Governo afirma que projeto na ilha de Boipeba é “incompatível com a legislação”
Avaliação
da Secretaria do Patrimônio da União (SPU) pode derrubar a licença de
instalação do órgão ambiental baiano
Desde Brasília (DF), a Secretaria de
Patrimônio da União (SPU) afirma que um projeto turístico-imobiliário privado
de grande porte não atende aos requisitos legais para ser instalado em terras
públicas da União na ilha de Boipeba, no litoral sul da Bahia.
Análises
técnicas e o despacho assinado em dezembro pela secretária-substituta da SPU,
Carolina Gabas Stuchi, indicam que o empreendimento Ponta dos Castelhanos, uma sociedade de grandes empresários, é
“incompatível com a legislação” para áreas públicas da União.

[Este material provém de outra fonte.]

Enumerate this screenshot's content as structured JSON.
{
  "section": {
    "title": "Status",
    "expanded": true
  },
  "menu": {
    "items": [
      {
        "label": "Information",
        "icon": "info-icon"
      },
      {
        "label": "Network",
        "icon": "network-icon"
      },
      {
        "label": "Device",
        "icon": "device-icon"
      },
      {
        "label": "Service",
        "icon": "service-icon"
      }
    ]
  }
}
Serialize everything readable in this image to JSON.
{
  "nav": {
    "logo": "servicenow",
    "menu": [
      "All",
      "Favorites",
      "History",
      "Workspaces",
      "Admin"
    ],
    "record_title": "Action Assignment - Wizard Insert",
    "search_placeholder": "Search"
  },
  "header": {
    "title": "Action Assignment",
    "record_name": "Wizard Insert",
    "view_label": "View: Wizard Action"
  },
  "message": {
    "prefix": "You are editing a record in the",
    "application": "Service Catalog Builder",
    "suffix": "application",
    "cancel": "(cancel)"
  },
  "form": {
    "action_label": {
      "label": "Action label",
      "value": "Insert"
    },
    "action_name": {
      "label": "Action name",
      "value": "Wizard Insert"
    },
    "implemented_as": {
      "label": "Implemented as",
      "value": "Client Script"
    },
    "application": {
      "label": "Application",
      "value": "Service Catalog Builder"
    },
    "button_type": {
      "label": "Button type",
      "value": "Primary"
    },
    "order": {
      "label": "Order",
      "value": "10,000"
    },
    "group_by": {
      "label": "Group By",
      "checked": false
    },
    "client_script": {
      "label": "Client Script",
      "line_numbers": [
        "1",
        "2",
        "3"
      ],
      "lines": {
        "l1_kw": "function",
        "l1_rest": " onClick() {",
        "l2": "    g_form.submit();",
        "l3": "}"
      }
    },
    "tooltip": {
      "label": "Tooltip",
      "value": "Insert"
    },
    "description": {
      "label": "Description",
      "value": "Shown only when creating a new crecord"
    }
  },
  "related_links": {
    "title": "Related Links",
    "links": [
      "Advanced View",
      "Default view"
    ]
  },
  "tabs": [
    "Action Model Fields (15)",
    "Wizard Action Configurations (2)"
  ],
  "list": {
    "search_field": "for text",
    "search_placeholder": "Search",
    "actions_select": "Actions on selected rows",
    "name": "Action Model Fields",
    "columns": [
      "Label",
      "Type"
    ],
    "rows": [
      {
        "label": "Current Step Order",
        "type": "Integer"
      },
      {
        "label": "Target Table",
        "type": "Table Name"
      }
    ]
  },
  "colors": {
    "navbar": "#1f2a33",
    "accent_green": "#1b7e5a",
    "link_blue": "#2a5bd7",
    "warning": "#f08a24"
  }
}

A autarquia diz que aquelas terras
não podem ser parceladas, que implantar píers e demais estruturas náuticas
depende de permissão federal e que deve ser delimitado o território da
comunidade tradicional de Cova da Onça. Ela fica no sul da ilha, entre o Atlântico e o imóvel Ponta dos
Castelhanos.
No
despachado em dezembro, a autarquia ressalta que não “há mais que se falar em
medida cautelar suspendendo a realização de obras, mas sim de uma medida
definitiva vedando qualquer intervenção relacionada a projetos que tenham como
escopo o parcelamento da área”.
O
projeto havia sido embargado pela SPU em abril do ano
passado. Desde então, o órgão assegurou ter executado “diligências administrativas
e jurídicas necessárias relacionadas ao tema, bem como tornar franqueada a
manifestação dos interessados no processo”.
Para
o movimento Salve Boipeba, a posição da SPU federal sobre o Ponta dos
Castelhanos considera a luta coletiva por respeito aos direitos socioambientais
na ilha, especialmente das comunidades tradicionais que vivem e usam recursos
naturais em variados pontos do território e litoral.
“É
gratificante ver as instituições públicas trabalhando com respeito à
Constituição e aos clamores da sociedade civil. É um momento de celebração, mas
seguimos vigilantes”, diz nota do movimento à reportagem. O Salve Boipeba mobilizou extrativistas
e pescadores pela preservação de Boipeba.
Licença em xeque
O
imóvel do Ponta dos Castelhanos tem 1.651 ha, ou quase 19% dos 8,8 mil ha de
Boipeba. A licença de
março de 2023 do baiano Instituto do Meio Ambiente e Recursos Hídricos (Inema)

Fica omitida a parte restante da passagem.